Three great entry points into submission: Ashi garami, Front headlock, Kimura

Three great entry points into submission: Ashi garami, Front headlock, Kimura. The game of Jiu jitsu has a dizzying array of moves, tactics, principles etc and in the hurly burly of sparring or competition it can be very difficult to remember what to do. Whenever confusion reigns - SIMPLIFY. If you are searching for submission in a dynamic and chaotic situation - focus on the three best entry and most accessible entry points that will give you a tight hold on even a very challenging opponent and get you in a position to start threatening submissions. These are ASHI GARAMI, KIMURA and FRONT HEADLOCK. Ashi garami will open up a vast number of sweeps, reversals and leg lock submissions. Kimura will open up submissions via Kimura itself, plus juji gatame arm locks, triangles and sweeps/takedowns. Front headlock will give you Guillotine, Darce, Anaconda strangles (among others) and transitions to the back along with many takedowns. In a chaotic and confusing scramble - stay focused on these three control grips - they are almost always available at some point, and will get on the short cut to submission! Here, Craig Jones, a young master of Ashi garami, gets a deep bite on his opponents leg that points him a situation to attack with leg locks and sweeps and immediately gets his opponent into a defensive mindset.

The three things your opponent just can’t hide in a grappling match

The three things your opponent just can’t hide in a grappling match: Once you come to grips with an opponent you obviously want to hide certain vulnerabilities from each other. No one wants to expose their back obviously and most opponents do a good job reducing back exposure as much as possible. There are three things an opponent will find very difficult to avoid exposing himself to. First is the front headlock. Any time you try to tackle a leg or lower your level, an essential movement in any extended grappling exchange, you become vulnerable to a front head lock. Any time you reach for an opponent, inevitable in any grappling exchange, as you have to grip to begin any form of action, you become vulnerable to KImura. Any time you wisen your base, essential in grappling as no one want to be taken down or swept, you become vulnerable to Ashi garami based leg locks. These three families of submission- strangles from front headlock, kimura and Ashi garami based leg locks; no opponent will be able to totally hide from you in a grappling match that goes longer than a couple of minutes. Make them part of your arsenal. Your opponent can hide many things from you - but he can’t hide those three.

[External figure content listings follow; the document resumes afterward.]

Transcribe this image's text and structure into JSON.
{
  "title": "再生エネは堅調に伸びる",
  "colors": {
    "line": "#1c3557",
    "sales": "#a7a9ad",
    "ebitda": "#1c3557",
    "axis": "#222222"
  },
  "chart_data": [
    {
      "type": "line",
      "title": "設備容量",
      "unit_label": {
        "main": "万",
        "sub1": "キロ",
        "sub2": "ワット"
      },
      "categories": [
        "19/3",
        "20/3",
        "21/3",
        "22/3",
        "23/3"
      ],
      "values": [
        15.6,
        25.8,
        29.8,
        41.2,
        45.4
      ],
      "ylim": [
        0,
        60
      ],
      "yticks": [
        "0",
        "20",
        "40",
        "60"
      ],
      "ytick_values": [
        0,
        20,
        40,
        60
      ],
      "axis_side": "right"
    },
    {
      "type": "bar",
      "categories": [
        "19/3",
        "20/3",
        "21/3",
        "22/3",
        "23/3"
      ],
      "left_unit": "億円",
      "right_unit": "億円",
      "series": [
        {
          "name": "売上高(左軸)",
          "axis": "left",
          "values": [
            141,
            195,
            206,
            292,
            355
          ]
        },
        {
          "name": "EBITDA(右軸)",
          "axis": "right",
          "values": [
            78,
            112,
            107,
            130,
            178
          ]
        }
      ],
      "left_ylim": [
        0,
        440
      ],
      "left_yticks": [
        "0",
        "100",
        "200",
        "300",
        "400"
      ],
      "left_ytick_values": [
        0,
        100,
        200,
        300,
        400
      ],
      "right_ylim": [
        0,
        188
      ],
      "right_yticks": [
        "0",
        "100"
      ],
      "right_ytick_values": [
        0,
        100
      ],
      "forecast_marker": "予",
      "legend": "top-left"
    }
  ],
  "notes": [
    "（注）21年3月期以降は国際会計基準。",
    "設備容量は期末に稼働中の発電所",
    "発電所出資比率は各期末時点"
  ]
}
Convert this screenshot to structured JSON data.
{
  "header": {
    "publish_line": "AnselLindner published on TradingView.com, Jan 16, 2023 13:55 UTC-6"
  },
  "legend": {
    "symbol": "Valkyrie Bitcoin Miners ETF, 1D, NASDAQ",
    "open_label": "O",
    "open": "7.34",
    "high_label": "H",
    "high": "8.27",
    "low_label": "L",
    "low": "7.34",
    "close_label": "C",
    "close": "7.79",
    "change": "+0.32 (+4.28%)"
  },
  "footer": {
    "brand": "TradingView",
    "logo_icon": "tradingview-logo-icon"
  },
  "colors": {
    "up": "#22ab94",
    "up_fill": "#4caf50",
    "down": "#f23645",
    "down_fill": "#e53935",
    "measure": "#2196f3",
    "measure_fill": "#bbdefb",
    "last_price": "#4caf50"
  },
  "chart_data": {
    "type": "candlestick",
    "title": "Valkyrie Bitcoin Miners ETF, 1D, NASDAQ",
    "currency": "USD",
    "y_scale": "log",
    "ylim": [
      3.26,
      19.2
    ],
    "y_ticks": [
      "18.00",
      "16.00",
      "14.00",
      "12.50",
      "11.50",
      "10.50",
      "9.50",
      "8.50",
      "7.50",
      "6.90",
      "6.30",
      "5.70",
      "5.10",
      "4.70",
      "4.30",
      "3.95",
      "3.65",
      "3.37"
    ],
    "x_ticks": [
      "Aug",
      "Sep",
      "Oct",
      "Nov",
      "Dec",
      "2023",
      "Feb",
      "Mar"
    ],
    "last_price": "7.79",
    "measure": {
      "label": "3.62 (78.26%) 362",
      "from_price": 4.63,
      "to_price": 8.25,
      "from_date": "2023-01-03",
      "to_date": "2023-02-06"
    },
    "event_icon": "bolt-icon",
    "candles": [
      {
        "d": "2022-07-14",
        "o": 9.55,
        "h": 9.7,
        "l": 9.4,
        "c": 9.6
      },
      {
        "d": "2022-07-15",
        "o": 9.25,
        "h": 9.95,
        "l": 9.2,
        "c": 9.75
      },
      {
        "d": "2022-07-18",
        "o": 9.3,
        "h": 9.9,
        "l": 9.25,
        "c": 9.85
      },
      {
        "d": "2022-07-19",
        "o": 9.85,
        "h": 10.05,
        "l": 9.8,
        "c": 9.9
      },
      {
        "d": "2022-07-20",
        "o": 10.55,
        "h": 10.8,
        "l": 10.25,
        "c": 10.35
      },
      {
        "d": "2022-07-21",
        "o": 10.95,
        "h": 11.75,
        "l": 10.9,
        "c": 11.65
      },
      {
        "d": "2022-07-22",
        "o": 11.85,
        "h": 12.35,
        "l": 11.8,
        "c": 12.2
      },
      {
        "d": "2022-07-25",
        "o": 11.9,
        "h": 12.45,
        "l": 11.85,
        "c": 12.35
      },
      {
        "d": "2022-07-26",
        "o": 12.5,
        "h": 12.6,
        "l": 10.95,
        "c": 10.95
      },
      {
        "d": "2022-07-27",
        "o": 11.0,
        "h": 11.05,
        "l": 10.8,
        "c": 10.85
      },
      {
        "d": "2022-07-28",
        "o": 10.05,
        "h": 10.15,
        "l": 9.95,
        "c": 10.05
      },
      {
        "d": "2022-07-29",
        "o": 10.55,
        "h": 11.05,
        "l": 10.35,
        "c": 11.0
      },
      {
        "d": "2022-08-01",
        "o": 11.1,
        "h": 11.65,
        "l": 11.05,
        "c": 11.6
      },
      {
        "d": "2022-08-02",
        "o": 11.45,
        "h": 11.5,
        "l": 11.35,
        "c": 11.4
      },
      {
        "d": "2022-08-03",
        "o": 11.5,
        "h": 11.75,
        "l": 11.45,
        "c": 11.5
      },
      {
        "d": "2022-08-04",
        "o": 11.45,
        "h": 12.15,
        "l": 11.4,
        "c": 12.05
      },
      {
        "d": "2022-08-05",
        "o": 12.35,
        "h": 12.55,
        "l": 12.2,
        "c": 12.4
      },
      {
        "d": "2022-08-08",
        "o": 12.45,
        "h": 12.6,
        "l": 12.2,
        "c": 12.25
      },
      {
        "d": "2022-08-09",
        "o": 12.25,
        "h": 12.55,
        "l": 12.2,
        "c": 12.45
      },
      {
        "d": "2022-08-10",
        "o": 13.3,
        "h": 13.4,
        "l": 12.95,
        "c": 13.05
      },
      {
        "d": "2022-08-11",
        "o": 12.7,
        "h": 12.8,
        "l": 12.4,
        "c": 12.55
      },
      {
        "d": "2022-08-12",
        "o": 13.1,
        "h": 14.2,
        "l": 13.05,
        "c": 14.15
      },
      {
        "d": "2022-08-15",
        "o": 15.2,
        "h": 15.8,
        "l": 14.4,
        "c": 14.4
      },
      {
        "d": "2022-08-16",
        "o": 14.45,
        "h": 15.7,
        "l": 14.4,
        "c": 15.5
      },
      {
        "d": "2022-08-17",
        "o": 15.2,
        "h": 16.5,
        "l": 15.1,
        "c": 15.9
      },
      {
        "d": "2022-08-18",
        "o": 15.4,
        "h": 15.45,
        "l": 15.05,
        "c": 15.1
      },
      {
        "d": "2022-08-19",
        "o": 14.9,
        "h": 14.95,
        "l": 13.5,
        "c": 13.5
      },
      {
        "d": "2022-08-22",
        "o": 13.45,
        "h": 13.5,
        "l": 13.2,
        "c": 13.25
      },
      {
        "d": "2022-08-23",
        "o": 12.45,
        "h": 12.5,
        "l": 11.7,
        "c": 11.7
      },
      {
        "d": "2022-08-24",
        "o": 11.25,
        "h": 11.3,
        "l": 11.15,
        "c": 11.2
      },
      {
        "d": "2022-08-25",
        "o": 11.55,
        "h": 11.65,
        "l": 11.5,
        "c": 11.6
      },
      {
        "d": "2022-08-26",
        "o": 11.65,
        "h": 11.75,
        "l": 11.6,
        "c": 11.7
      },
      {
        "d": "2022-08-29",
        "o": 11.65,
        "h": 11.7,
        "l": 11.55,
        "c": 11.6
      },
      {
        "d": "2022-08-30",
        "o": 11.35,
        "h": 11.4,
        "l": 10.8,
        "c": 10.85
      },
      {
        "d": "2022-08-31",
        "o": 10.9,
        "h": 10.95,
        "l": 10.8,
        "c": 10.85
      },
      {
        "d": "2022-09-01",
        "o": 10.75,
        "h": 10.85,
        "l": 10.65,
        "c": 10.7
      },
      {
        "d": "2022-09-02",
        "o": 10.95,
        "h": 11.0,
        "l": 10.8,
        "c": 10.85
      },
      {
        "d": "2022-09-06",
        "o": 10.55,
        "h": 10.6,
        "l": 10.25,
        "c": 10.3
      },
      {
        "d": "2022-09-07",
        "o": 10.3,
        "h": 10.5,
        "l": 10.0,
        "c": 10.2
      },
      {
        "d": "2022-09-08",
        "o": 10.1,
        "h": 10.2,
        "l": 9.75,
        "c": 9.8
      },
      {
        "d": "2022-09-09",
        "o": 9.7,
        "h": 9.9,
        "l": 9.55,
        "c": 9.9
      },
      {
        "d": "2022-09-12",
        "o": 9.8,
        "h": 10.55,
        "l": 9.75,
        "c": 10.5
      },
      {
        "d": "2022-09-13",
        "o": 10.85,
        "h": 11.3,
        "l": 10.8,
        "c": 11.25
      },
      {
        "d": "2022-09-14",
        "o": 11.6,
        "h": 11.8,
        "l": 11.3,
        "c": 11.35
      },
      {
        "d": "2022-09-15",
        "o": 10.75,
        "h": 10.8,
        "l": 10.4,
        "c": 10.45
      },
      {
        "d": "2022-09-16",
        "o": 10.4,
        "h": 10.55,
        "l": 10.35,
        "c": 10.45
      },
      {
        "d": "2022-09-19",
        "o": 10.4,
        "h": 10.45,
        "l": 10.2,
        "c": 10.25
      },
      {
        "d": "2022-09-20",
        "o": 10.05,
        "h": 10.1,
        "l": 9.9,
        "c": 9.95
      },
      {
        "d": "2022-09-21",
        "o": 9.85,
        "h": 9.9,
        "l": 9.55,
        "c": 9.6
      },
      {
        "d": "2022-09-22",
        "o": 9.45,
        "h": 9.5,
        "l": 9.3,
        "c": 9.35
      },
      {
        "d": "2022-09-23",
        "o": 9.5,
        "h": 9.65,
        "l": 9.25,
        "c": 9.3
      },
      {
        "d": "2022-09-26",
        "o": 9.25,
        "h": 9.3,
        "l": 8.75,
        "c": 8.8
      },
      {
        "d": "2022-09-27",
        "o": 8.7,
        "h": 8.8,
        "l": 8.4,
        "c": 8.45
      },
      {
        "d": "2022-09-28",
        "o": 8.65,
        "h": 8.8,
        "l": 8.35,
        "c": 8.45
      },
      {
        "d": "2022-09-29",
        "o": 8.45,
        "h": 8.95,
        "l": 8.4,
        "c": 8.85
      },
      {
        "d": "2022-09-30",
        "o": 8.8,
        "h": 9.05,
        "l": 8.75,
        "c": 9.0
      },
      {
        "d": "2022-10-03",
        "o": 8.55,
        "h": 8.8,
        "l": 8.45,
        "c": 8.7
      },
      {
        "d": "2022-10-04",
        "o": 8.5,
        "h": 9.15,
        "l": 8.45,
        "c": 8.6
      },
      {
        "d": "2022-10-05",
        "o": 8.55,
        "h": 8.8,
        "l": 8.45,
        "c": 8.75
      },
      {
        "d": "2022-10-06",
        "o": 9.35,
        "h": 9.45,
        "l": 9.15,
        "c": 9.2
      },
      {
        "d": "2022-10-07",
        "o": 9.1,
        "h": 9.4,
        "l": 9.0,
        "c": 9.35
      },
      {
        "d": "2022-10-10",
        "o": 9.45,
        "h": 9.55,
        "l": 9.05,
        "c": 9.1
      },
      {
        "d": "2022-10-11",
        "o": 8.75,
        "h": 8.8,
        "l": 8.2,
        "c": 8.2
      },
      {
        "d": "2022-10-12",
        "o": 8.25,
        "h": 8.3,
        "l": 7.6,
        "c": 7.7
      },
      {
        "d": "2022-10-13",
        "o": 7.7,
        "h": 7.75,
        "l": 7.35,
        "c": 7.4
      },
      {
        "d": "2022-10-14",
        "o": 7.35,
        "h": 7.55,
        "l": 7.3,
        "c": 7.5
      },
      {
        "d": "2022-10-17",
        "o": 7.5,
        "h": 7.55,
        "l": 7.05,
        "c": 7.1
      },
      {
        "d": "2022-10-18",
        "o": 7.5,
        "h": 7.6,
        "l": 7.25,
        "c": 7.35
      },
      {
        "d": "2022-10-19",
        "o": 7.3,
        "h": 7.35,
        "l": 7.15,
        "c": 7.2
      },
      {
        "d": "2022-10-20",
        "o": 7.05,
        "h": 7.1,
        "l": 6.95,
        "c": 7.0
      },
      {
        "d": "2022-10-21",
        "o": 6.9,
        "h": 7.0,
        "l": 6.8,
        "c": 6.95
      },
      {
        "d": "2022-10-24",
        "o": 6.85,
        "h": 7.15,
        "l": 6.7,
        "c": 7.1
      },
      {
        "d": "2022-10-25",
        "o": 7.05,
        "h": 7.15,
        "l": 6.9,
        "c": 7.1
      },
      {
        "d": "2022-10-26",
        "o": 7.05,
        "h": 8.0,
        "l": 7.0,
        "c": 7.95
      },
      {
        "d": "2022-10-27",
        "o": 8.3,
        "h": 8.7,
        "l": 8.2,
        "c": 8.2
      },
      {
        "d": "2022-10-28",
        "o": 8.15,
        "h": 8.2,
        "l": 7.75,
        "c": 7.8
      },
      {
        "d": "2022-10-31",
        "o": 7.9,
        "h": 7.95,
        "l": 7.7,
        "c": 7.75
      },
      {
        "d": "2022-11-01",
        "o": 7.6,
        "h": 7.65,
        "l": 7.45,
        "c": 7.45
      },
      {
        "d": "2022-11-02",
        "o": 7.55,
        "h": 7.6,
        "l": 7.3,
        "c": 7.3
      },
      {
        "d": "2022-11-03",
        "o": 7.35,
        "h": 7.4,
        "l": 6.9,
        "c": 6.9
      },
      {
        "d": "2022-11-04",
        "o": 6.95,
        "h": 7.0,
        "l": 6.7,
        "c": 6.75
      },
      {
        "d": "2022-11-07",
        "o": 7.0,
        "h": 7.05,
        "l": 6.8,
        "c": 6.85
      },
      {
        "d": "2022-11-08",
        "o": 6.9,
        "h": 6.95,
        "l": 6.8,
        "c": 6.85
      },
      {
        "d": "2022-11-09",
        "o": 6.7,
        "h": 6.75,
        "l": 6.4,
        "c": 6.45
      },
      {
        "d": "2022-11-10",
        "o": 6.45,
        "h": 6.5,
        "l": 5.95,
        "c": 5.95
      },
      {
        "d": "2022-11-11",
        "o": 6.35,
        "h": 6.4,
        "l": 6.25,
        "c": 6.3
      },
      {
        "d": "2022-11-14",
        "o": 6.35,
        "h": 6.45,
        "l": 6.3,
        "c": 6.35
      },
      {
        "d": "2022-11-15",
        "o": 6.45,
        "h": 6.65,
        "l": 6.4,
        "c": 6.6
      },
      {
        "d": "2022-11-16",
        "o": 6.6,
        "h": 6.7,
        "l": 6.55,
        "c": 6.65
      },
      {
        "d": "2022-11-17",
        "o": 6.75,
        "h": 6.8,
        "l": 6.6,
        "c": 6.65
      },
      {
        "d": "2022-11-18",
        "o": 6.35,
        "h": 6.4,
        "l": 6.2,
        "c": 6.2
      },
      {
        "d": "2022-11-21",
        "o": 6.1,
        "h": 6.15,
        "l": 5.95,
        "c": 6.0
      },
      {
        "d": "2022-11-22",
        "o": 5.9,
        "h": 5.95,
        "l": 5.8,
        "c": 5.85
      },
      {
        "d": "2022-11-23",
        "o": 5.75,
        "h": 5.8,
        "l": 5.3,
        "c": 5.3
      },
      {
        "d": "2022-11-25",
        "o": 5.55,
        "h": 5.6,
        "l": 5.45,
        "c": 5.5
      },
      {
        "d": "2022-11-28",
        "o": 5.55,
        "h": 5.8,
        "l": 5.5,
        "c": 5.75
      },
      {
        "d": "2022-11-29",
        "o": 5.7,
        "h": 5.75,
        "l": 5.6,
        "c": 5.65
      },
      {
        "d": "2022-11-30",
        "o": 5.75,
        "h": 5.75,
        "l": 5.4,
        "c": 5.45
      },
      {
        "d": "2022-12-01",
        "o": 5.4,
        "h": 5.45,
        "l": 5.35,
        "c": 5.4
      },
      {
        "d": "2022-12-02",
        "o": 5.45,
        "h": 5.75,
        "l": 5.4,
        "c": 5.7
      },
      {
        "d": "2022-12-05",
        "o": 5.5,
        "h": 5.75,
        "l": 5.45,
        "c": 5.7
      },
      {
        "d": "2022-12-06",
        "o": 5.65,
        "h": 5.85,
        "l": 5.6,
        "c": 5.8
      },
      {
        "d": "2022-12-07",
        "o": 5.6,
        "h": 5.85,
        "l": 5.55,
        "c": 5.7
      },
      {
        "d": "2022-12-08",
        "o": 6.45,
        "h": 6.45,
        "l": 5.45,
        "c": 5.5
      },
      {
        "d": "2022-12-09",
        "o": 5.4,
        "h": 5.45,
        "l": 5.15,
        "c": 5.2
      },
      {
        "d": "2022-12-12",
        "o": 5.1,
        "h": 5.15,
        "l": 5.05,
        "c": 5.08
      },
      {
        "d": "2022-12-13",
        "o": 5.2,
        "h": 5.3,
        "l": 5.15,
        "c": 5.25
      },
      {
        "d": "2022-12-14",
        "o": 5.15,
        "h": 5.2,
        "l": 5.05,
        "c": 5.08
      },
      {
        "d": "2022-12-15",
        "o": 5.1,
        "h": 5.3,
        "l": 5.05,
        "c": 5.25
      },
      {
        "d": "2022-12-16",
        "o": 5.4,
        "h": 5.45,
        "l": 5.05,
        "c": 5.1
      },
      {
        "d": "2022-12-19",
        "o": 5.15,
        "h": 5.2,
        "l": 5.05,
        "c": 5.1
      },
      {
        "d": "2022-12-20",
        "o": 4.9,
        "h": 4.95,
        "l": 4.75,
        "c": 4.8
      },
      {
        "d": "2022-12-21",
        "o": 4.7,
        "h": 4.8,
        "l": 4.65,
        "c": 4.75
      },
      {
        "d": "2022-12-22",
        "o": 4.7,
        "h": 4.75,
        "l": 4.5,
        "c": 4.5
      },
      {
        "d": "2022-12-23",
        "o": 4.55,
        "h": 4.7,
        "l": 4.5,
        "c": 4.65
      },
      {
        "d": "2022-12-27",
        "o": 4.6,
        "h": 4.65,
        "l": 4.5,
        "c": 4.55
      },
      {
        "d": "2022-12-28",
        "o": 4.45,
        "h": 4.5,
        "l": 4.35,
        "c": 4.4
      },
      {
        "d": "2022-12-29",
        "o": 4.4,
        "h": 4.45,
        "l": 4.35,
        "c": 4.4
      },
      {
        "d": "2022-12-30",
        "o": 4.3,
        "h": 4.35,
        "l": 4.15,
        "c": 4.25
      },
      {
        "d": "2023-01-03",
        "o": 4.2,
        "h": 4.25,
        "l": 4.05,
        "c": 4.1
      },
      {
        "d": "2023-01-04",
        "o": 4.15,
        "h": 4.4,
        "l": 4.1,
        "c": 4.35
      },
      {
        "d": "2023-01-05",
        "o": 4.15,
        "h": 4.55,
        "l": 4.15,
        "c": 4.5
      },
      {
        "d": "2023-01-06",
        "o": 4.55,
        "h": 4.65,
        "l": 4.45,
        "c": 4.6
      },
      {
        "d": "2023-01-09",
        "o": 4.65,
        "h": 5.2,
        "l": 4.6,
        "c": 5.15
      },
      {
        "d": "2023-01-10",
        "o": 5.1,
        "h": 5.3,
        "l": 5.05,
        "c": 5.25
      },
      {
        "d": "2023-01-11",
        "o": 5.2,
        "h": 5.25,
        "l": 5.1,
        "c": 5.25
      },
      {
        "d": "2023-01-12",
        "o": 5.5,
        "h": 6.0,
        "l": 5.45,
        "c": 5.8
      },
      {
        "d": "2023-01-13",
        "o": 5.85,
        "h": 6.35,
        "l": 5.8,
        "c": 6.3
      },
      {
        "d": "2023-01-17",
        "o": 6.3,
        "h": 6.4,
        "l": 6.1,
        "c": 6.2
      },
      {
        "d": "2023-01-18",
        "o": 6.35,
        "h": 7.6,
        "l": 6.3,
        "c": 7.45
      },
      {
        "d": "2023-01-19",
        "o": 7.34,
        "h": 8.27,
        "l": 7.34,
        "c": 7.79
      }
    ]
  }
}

The most readily available move in the sport - front headlock

The most readily available move in the sport - front headlock: Jiu Jitsu is a sport that prioritizes getting close to your opponent and getting to grips with him. As such there is a a lot of aggressive forward movement towards an opponent and a lot of level changing down to get under your opponents defensive arms and get a hold of him. This results in MANY opportunities to take a front headlock upon your opponent. In fact I would venture to say that front headlock is probably the single most available move/hold in Jiu Jitsu. It offers immediate control of the head - the most valuable part of the body to control when you want to restrain a powerful foe. It leads immediately into some of the best submissions in the sport - all guillotine variations and many kata gatame variations such as Darce and Anaconda strangles. In addition it leads naturally to the back - king of all attacking positions - along with many fine takedown opportunities. It is equally effective in both standing and ground grappling and it is equally effective as a defensive move and an offensive move. If you get into a serious grappling match with a good opponent for more than two minutes, I GUARANTEE at some point there will be an opportunity for a front headlock - it’s almost impossible to engage in grappling without either conceding the opportunity or being presented with the opportunity. As such you have two duties towards the front headlock. First, you should invest the time into developing a strong front headlock of your own. Second, you should have some strong and trusted defenses to the move given the very high likelihood you will have to fight out of it pretty much every time you grapple. Craig Jones took the time this year to vastly improve his front headlock skills in the blue basement and it showed at the ADCC World Championships where he used it extremely well en route to a silver medal with a seventy five percent submission rate! You must work this position and come to understand it’s incredible potential and value.